Sebagai anak perempuan jangan hanya bisanya patuh seperti halnya Siti nurbaya tanpa mempunyai dasar-dasar yang telah di garis bawahi oleh agama, agama adalah mudah tidak menyulitkan pasti memberi solusi, mana yang baik dan benar.
Didalam
syariat memang di perbolehkan bagi wali memaksa putrinya (perawan) di
nikahkan tanpa adanya sepertujuan karena seorang wanita tidak seperti
kaum laki-laki, sebab seorang wanita sangat pemalu dengan dasar itulah
seorang wali diperbolehkan memaksa, karena biasanya (mayoritas) anak perawan apabila berkeinginan ’mau’
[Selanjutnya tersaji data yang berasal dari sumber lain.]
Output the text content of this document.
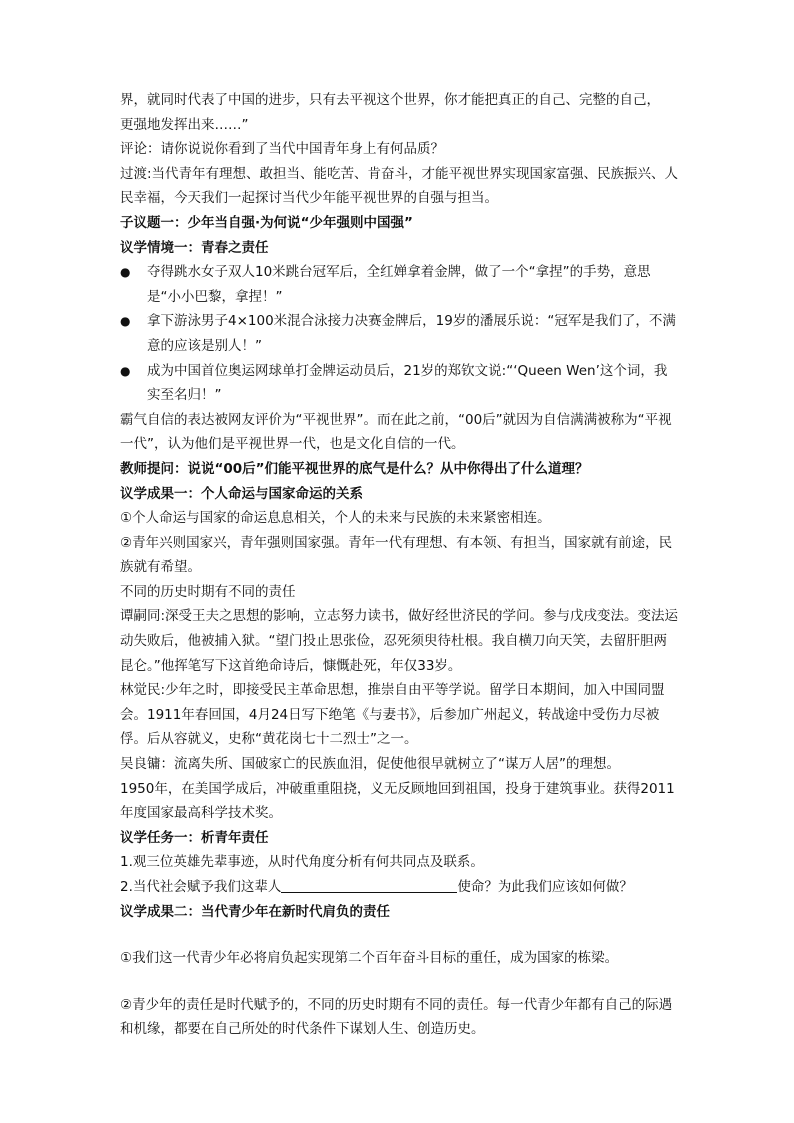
界，就同时代表了中国的进步，只有去平视这个世界，你才能把真正的自己、完整的自己，

更强地发挥出来……”

评论：请你说说你看到了当代中国青年身上有何品质？

过渡:当代青年有理想、敢担当、能吃苦、肯奋斗，才能平视世界实现国家富强、民族振兴、人民幸福，今天我们一起探讨当代少年能平视世界的自强与担当。

子议题一：少年当自强·为何说“少年强则中国强”

议学情境一：青春之责任

● 夺得跳水女子双人10米跳台冠军后，全红婵拿着金牌，做了一个“拿捏”的手势，意思是“小小巴黎，拿捏！”
● 拿下游泳男子4×100米混合泳接力决赛金牌后，19岁的潘展乐说：“冠军是我们了，不满意的应该是别人！”
● 成为中国首位奥运网球单打金牌运动员后，21岁的郑钦文说:“‘Queen Wen’这个词，我实至名归！”

霸气自信的表达被网友评价为“平视世界”。而在此之前，“00后”就因为自信满满被称为“平视一代”，认为他们是平视世界一代，也是文化自信的一代。

教师提问：说说“00后”们能平视世界的底气是什么？从中你得出了什么道理？

议学成果一：个人命运与国家命运的关系

①个人命运与国家的命运息息相关，个人的未来与民族的未来紧密相连。

②青年兴则国家兴，青年强则国家强。青年一代有理想、有本领、有担当，国家就有前途，民族就有希望。

不同的历史时期有不同的责任

谭嗣同:深受王夫之思想的影响，立志努力读书，做好经世济民的学问。参与戊戌变法。变法运动失败后，他被捕入狱。“望门投止思张俭，忍死须臾待杜根。我自横刀向天笑，去留肝胆两昆仑。”他挥笔写下这首绝命诗后，慷慨赴死，年仅33岁。

林觉民:少年之时，即接受民主革命思想，推崇自由平等学说。留学日本期间，加入中国同盟会。1911年春回国，4月24日写下绝笔《与妻书》，后参加广州起义，转战途中受伤力尽被俘。后从容就义，史称“黄花岗七十二烈士”之一。

吴良镛：流离失所、国破家亡的民族血泪，促使他很早就树立了“谋万人居”的理想。

1950年，在美国学成后，冲破重重阻挠，义无反顾地回到祖国，投身于建筑事业。获得2011年度国家最高科学技术奖。

议学任务一：析青年责任

1.观三位英雄先辈事迹，从时代角度分析有何共同点及联系。

2.当代社会赋予我们这辈人	使命？为此我们应该如何做？

议学成果二：当代青少年在新时代肩负的责任

①我们这一代青少年必将肩负起实现第二个百年奋斗目标的重任，成为国家的栋梁。

②青少年的责任是时代赋予的，不同的历史时期有不同的责任。每一代青少年都有自己的际遇和机缘，都要在自己所处的时代条件下谋划人生、创造历史。
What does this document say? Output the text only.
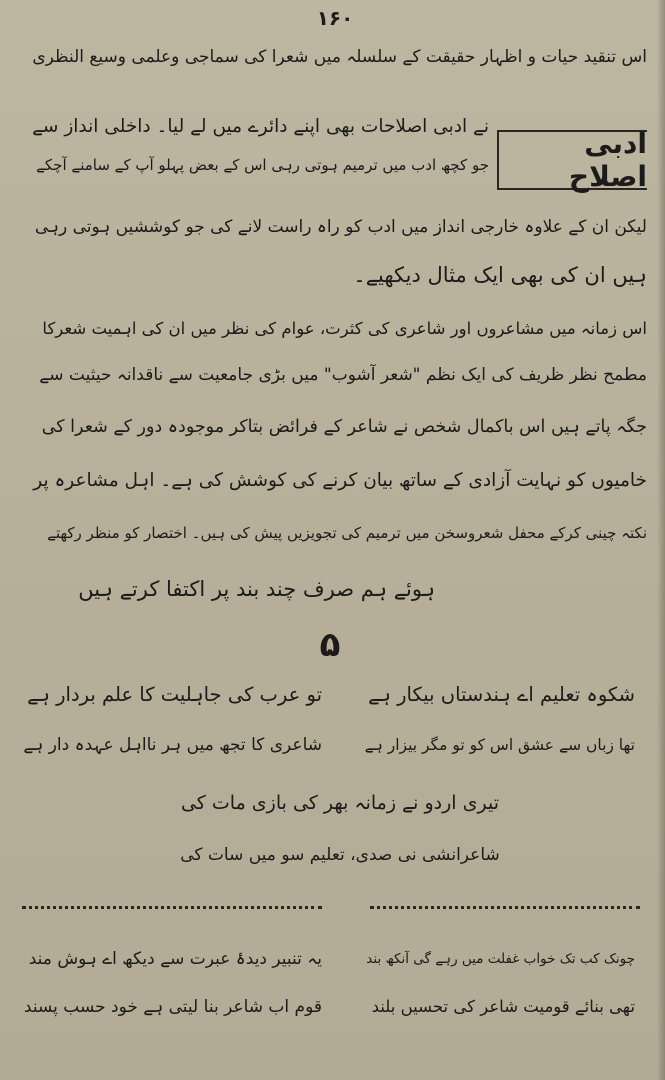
۱۶۰
اس تنقید حیات و اظہار حقیقت کے سلسلہ میں شعرا کی سماجی وعلمی وسیع النظری
نے ادبی اصلاحات بھی اپنے دائرے میں لے لیا۔ داخلی انداز سے
ادبی اصلاح
جو کچھ ادب میں ترمیم ہوتی رہی اس کے بعض پہلو آپ کے سامنے آچکے
لیکن ان کے علاوہ خارجی انداز میں ادب کو راہ راست لانے کی جو کوششیں ہوتی رہی
ہیں ان کی بھی ایک مثال دیکھیے۔
اس زمانہ میں مشاعروں اور شاعری کی کثرت، عوام کی نظر میں ان کی اہمیت شعرکا
مطمح نظر ظریف کی ایک نظم "شعر آشوب" میں بڑی جامعیت سے ناقدانہ حیثیت سے
جگہ پاتے ہیں اس باکمال شخص نے شاعر کے فرائض بتاکر موجودہ دور کے شعرا کی
خامیوں کو نہایت آزادی کے ساتھ بیان کرنے کی کوشش کی ہے۔ اہل مشاعرہ پر
نکتہ چینی کرکے محفل شعروسخن میں ترمیم کی تجویزیں پیش کی ہیں۔ اختصار کو منظر رکھتے
ہوئے ہم صرف چند بند پر اکتفا کرتے ہیں
۵
شکوہ تعلیم اے ہندستاں بیکار ہے
تو عرب کی جاہلیت کا علم بردار ہے
تھا زباں سے عشق اس کو تو مگر بیزار ہے
شاعری کا تجھ میں ہر نااہل عہدہ دار ہے
تیری اردو نے زمانہ بھر کی بازی مات کی
شاعرانشی نی صدی، تعلیم سو میں سات کی
چونک کب تک خواب غفلت میں رہے گی آنکھ بند
یہ تنبیر دیدۂ عبرت سے دیکھ اے ہوش مند
تھی بنائے قومیت شاعر کی تحسیں بلند
قوم اب شاعر بنا لیتی ہے خود حسب پسند
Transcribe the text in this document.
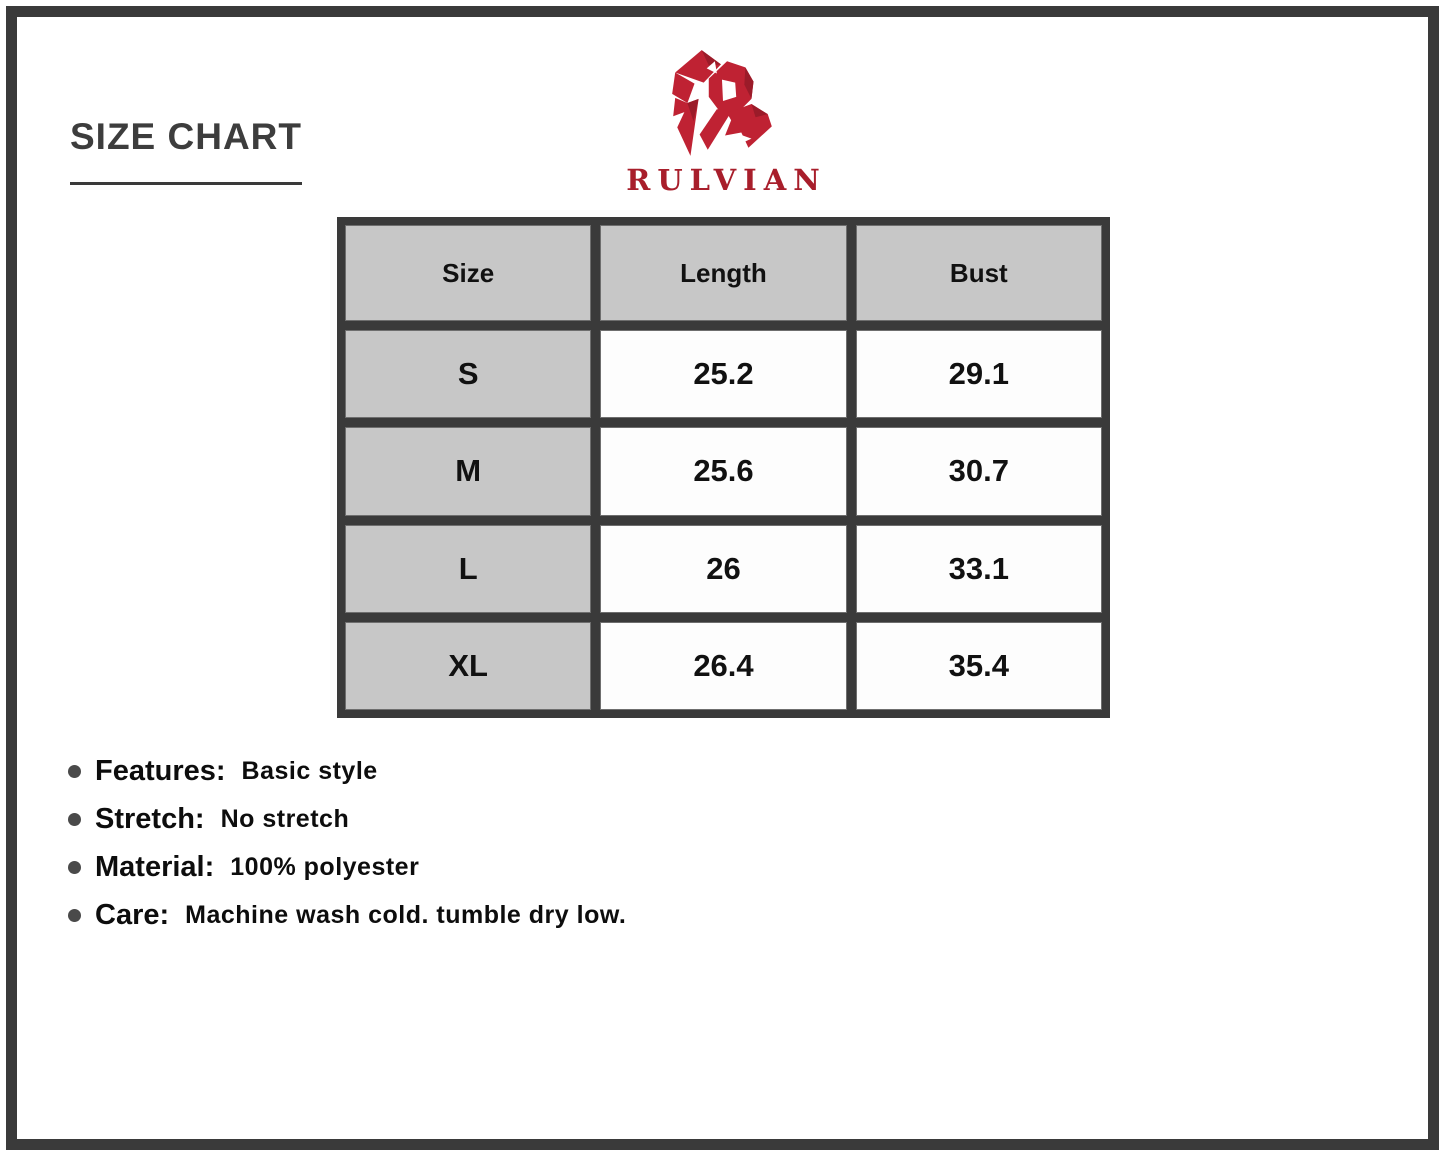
SIZE CHART
RULVIAN
Size	Length	Bust
S	25.2	29.1
M	25.6	30.7
L	26	33.1
XL	26.4	35.4
Features: Basic style
Stretch: No stretch
Material: 100% polyester
Care: Machine wash cold. tumble dry low.
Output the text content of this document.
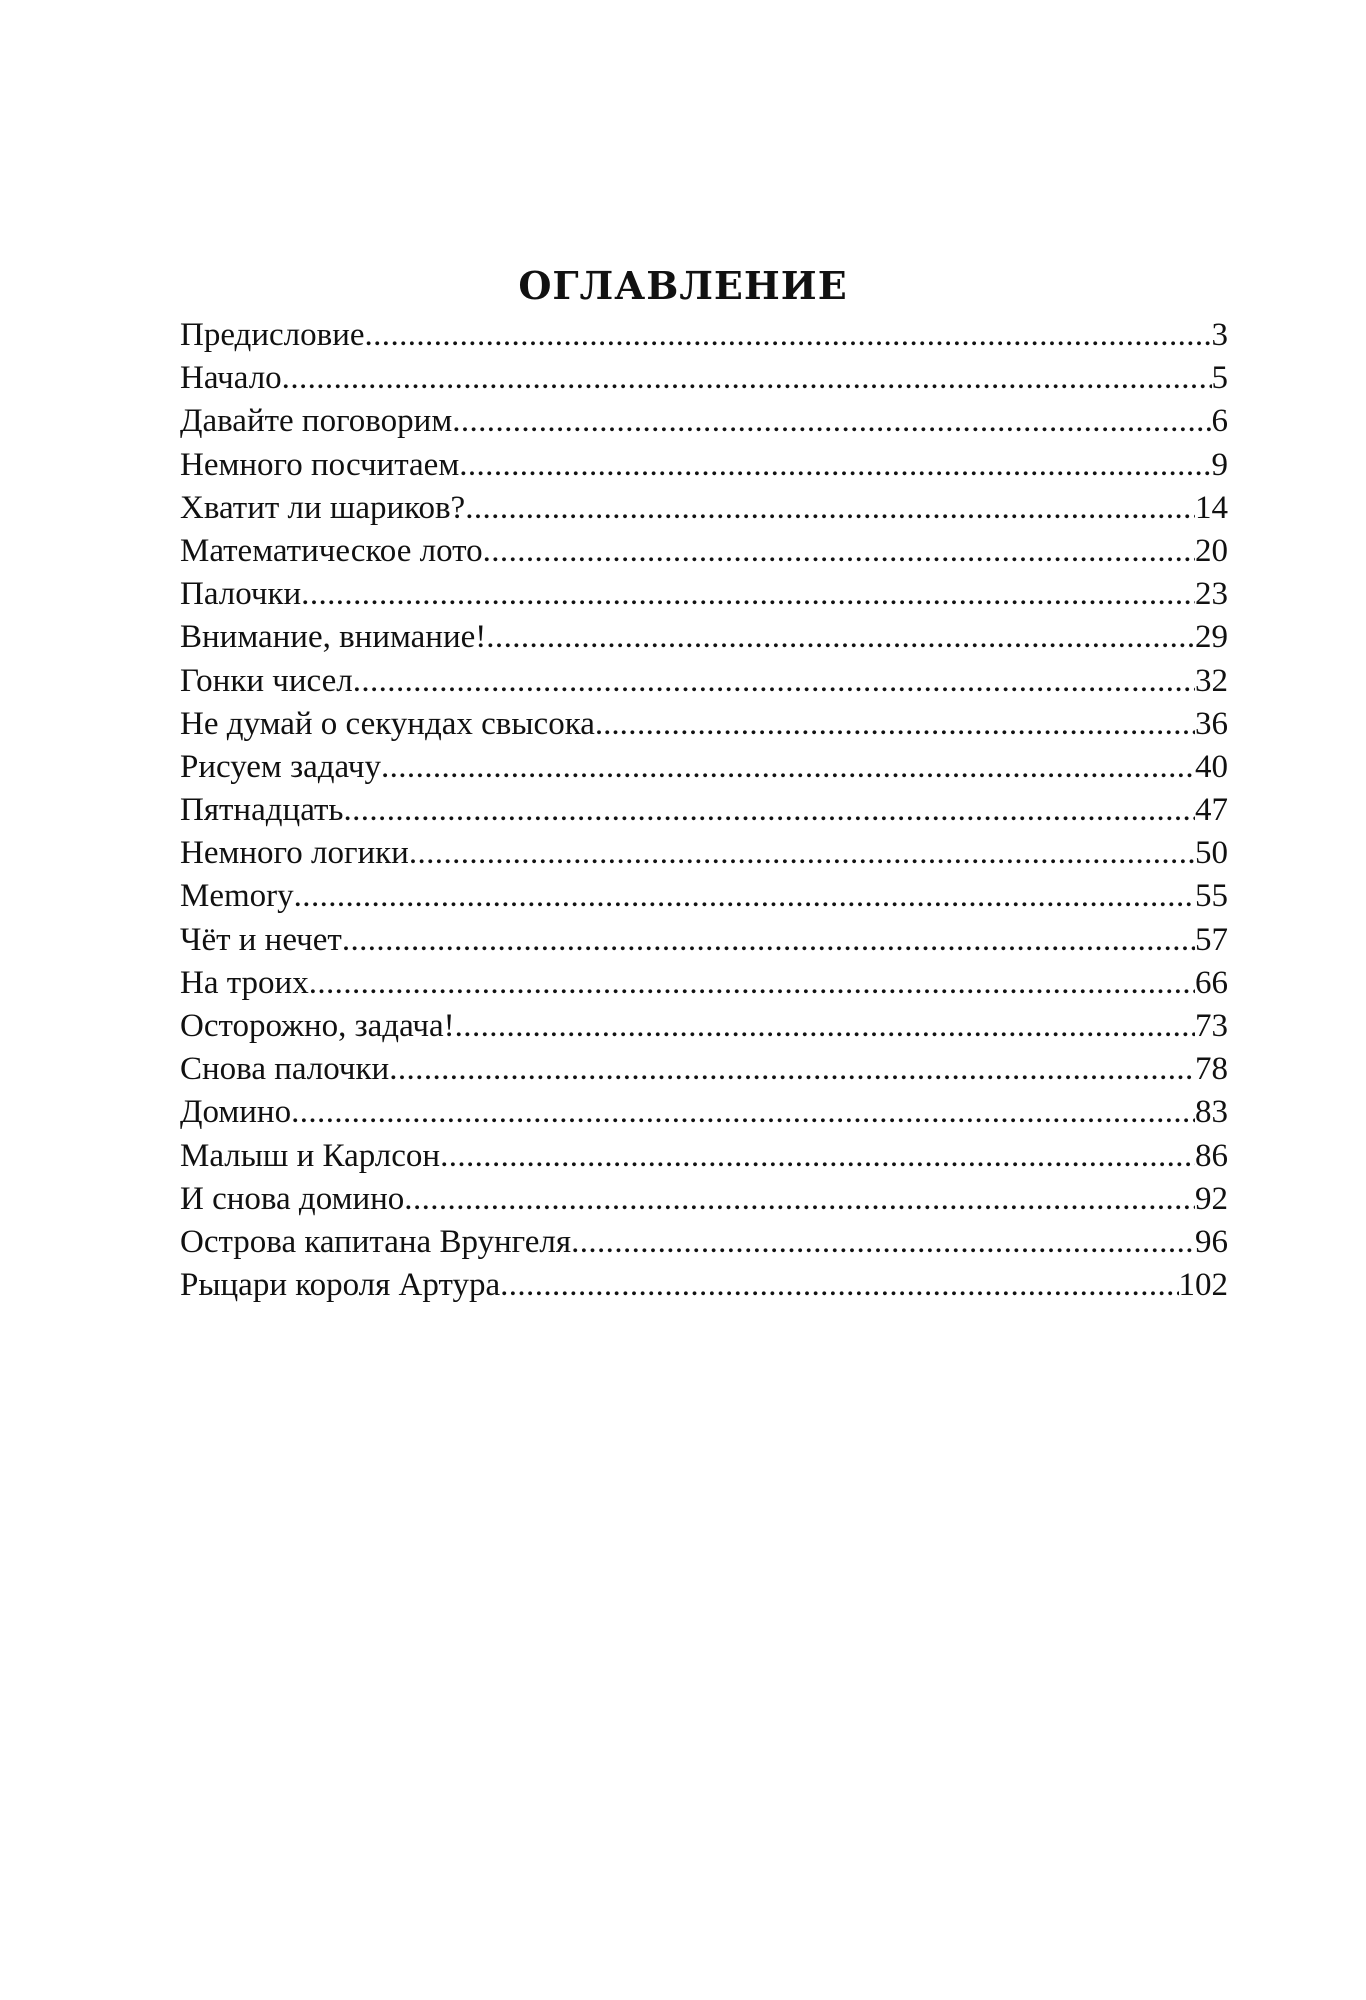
ОГЛАВЛЕНИЕ
Предисловие .....	3
Начало .....	5
Давайте поговорим .....	6
Немного посчитаем .....	9
Хватит ли шариков? .....	14
Математическое лото .....	20
Палочки .....	23
Внимание, внимание! .....	29
Гонки чисел .....	32
Не думай о секундах свысока... .....	36
Рисуем задачу .....	40
Пятнадцать .....	47
Немного логики .....	50
Memory .....	55
Чёт и нечет .....	57
На троих .....	66
Осторожно, задача! .....	73
Снова палочки .....	78
Домино .....	83
Малыш и Карлсон .....	86
И снова домино .....	92
Острова капитана Врунгеля .....	96
Рыцари короля Артура .....	102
sulit untuk mengungkapkannya “malu tapi mau”. Namun idealnya dengan
dasar hadist diatas bagi orang tua harus toleransi (minta pertimbangan
kepada putrinya) dan juga harus memenuhi syarat-syaratnya ijbar
(pemaksaan) yang telah di jelaskan dalam kitab iqna’(H: 128 -Toha Putra- “Bab nikah”). Kendati demikian orang tua harus memiliki standar utama yaitu agamanya yang kuat, sebagaimana yang telah di ajarkan oleh nabi, dalam hadistnya “sangat beruntung apabila orang tua memilih menantu karena agamanya yang kuat”.
Memang
Allah menciptakan seorang perempuan tidak sama dengan laki-laki, namun
bukan berarti dengan adanya ketidak samaan (kelemahan) itu ia harus
patuh dan tunduk tanpa adanya pertimbangan (menurut syariat) ya, tentu
tidak “tidak ada kepatuhan kepada mahkluk apabila maksiat kepada sang khalik”.
Kalau memang yaqin bahwa tindakan orang tua itu salah!. ya tentu ia
harus berani mengambil tindakan serta bagimana caranya hal tersebut
tidak akan terjadi, seperti halnya (hadist di atas) yang telah di
lakukan oleh seorang gadis yang bernama Khansa’ yang mengadu kepada
baginda Rasulullah. Wanita pemberani seperti ini adalah seorang wanita
yang mempunyai keperibadian baik, dan Rasulullah tidak menyalahkan hal terasebut meskipun orang tuanya sendiri.
Sangat disayangkan bahkan sangat tercela apabila orang tua menikahkan putrinya karena kadar kekayaan,
tingginya mahar, dan ia tidak memikirkan bagaimana putrinya, setelah
menikah apakah di didik dengan baik atau tidak oleh calon suaminya, baik
berkenaan dengan cara ibadah, akhlak, keimanan dan senantiasa menimba ilmu dengan konsisten.
Sebuh catatan hati
“Ayah………!”
Bukannkah sekarang ini, sudah bukannya
zaman Siti Nurbaya lagi…?” Abad Melinium”.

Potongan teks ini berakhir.